14 May 2019, 12:57 | Updated: 14 May 2019, 13:03

Met Commissioner Cressida Dick was speaking to the Police and Crime Committee at the London Assembly
Met Commissioner Cressida Dick was speaking to the Police and Crime Committee at the London Assembly. Picture: Getty

The Commissioner of the Metropolitan Police has admitted the scale of last month's climate change protests in London took her officers by surprise.

Over a thousand people were arrested during the disruptions in central London last month, in which Waterloo Bridge, Oxford Circus and Marble Arch blocked by demonstrators.

Met Police Commissioner Cressida Dick told the Police and Crime Committee at the London Assembly that protesters came in "larger numbers" than were expected by the force and used tactics "beyond anything seen before".

Ms Dick said: "Extinction Rebellion both came in larger numbers than we expected and used different tactics from what we had been led to believe and expected, and certainly new tactics well beyond anything we had seen before."

Extinction Rebellion protesters used a pink boat to block Oxford Circus
Extinction Rebellion protesters used a pink boat to block Oxford Circus.

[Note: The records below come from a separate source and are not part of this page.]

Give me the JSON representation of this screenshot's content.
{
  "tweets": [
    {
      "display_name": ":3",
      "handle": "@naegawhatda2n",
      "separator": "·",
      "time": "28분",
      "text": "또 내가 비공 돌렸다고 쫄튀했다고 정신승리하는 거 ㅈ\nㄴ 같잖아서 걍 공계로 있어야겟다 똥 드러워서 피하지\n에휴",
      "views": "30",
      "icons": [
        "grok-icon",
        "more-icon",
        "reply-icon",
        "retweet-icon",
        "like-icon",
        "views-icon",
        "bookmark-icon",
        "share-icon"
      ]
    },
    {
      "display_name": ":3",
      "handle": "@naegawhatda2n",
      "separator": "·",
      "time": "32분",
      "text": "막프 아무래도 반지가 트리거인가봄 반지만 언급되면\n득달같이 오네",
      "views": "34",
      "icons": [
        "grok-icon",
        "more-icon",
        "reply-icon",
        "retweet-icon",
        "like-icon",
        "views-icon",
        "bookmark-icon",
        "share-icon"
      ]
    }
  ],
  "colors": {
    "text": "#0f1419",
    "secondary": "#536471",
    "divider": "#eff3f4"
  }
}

Picture: Getty

Asked about the pink boat that was used to block Oxford Circus, the Commissioner said: "There is no specific offence about parking a boat in the middle of the road, but obstruction of the highway is.

"It is also the case that the law tells us that in a democracy, some reasonable disruption is to be expected when people are expressing themselves."

The Commissioner also said that around 30 police officers are now working full time gathering evidence against the people who were arrested and charged during the protests, adding that the Met may have been too slow to respond.